The Dili Weekly - June 25, 2013

More rigorous oversight of development projects is needed to improve aid effectiveness in Timor-Leste, according to the consensus reached following the annual Timor-Leste Development Partners Meeting in Dili.

The annual two-day conference was held to coordinate the direction of development assistance in Timor-Leste, which contributed $213.9 million to the country last year.

At the TLDPM, development partners and the Timorese government agreed to set up new systems to monitor development projects in order to make aid more effective. Some of the new mechanisms include annual action plans for each sector and quarterly meetings on progress for stakeholders in each sector.

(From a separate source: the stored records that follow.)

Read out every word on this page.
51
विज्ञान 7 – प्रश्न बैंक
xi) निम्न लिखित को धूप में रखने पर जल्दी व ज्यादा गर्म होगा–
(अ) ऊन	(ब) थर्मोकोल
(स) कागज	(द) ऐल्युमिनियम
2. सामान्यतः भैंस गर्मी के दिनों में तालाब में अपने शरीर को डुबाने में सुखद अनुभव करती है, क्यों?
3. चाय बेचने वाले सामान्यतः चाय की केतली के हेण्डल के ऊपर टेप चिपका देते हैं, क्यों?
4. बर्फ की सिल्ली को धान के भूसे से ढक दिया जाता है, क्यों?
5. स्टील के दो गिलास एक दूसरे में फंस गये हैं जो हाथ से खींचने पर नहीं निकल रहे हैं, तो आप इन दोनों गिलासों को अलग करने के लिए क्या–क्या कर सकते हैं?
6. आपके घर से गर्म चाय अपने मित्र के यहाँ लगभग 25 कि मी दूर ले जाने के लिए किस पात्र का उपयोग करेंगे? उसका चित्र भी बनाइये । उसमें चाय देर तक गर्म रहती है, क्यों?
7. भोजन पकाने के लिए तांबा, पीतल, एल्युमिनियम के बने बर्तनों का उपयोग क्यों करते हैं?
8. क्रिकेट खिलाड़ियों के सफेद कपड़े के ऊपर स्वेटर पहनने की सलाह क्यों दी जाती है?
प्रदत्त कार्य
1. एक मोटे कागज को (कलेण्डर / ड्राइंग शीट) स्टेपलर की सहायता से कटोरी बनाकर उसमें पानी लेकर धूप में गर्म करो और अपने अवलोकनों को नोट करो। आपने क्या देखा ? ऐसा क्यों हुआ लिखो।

The meeting also discussed the challenges facing development in Timor-Leste, with concerns raised about the poor quality of education, the weak justice system and lack of human resources within government institutions.

Prime Minister Xanana Gusmao said there was now a strong commitment from development partners to achieving goals in the government's 2010 Strategic Development Plan. "The challenges to development can be overcome if we work together responsibly and with strong commitment," he said.

European Commission Director Gerhard Sabathil called on the Timorese government to give ministries enough resources to contribute to quarterly meetings.

"There needs to be a greater understanding that coordination is a resource intensive undertaking, it cannot be effective unless adequate human resources are actually committed," he said. Dr Sabathil also called on each ministry to create their own capacity building plans so donors can support them better.

Head of AusAID Vincent Ashcroft said Timor had made a lot of progress, especially in the area of economic growth, but said it could take a long time for these benefits to reach people.

"Growth itself will take a long time to make a difference to the lives of poor people and growth as a measure doesn't tell us much about inequality or people's lives."